Modern English Architecture: Cinquecento Influence; Elizabethan Style.

We have already more than once had occasion to refer incidentally to the introduction of Cinquencento architecture into Britain; and in noticing it more particularly, and tracing its course, we are saved the trouble of keeping up a distinction, between the different parts of our triple nation, because at the time it actually crossed the Channel the union of the kingdoms had taken place.

When the Pointed style received its deathblow in England, in the reign of Henry VIII, it did not immediately cease to exist; nor as it immediately succeeded by the Italian when it became extinct. It was gradually declining through all the 16th century, during the latter part of which period what has been called the Elizabethan style became somewhat permanent. It consists of a singular admixture of the Italian orders with many peculiarities of the Pointed style, and in many examples the latter appears predominant. With such difficulty, indeed, did that fascinating manner give up its hold on the minds of men in this country, that the Cinquencentists appear to have relinquished the hope of effecting its destruction, unfortunately, however, not until the injury was done; and for some time we were left without a style of any kind, unless that may be called by the name which marks the edifices of the reign of James I, and of which the oldest parts of St James's Palace are a specimen.

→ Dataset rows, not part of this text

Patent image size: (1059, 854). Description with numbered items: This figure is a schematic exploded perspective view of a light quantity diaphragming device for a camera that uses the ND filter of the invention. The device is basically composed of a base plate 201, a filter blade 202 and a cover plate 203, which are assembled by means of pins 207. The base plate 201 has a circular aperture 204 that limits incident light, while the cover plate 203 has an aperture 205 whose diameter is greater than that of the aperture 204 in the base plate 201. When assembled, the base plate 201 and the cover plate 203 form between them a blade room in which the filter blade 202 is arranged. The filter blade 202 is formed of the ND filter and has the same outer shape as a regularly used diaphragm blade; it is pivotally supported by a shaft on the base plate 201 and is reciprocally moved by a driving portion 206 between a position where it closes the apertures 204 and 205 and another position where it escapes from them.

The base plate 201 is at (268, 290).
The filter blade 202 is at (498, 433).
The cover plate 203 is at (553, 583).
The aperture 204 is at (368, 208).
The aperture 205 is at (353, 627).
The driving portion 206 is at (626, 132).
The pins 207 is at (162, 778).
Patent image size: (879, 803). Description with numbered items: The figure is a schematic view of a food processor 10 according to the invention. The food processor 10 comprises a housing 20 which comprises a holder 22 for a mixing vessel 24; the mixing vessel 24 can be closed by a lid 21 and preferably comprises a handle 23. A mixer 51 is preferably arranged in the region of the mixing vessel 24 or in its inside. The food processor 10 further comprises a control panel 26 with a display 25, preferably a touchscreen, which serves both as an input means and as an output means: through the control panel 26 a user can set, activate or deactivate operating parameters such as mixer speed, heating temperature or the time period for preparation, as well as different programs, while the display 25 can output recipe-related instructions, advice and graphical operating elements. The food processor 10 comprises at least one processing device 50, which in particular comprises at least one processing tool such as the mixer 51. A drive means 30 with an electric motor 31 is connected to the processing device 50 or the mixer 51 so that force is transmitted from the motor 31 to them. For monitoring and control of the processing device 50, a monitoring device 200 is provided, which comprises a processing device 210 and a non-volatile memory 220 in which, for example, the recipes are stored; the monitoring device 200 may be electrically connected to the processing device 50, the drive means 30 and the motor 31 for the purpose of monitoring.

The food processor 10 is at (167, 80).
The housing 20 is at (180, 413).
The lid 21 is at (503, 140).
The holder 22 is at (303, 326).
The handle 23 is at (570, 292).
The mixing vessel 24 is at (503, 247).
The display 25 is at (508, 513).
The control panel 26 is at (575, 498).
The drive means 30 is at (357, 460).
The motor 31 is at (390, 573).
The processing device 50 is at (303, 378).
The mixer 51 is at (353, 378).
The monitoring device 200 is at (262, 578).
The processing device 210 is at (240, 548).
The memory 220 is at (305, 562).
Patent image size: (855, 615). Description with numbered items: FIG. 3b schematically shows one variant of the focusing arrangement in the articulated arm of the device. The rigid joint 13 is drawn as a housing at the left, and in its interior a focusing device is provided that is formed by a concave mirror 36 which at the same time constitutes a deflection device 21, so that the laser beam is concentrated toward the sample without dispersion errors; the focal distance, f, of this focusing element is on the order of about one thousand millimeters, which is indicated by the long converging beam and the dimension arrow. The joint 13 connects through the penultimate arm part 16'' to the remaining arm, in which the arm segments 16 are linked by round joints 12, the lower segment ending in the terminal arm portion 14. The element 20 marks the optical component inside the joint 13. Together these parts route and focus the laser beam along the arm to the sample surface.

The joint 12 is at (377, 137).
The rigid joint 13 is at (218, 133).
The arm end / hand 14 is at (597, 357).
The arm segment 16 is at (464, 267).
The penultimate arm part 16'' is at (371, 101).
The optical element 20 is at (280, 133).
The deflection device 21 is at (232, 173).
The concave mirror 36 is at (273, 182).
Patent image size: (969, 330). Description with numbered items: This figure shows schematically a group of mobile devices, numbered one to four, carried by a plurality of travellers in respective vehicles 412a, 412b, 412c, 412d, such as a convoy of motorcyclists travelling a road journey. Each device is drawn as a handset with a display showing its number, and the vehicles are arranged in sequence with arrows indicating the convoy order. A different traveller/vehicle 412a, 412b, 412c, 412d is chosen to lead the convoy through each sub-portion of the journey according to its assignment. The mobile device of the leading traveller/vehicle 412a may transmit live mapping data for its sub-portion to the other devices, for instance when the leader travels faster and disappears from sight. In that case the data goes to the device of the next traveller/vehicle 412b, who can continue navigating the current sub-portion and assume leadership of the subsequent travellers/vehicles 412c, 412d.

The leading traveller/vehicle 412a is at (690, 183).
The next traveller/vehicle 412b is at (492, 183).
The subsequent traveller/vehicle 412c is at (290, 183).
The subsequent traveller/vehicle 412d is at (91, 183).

The destruction of the Pointed style has been referred by some to the change in religion which took place under the Tudor line of English monarchs, but certainly without sufficient reason. It was the "Reformation" of architecture in Italy, and not that of religion in Great Britain, that effected it; and it may be doubted whether the change would not have taken place sooner in this country if its connection with Italy had not been so materially affected by the moral change here; for it was Germany and France that supplied us with architectural reformers during the reigns of Henry VIII and his children, and not Italy, whose professors might possibly have obtained more credit than their disciples did.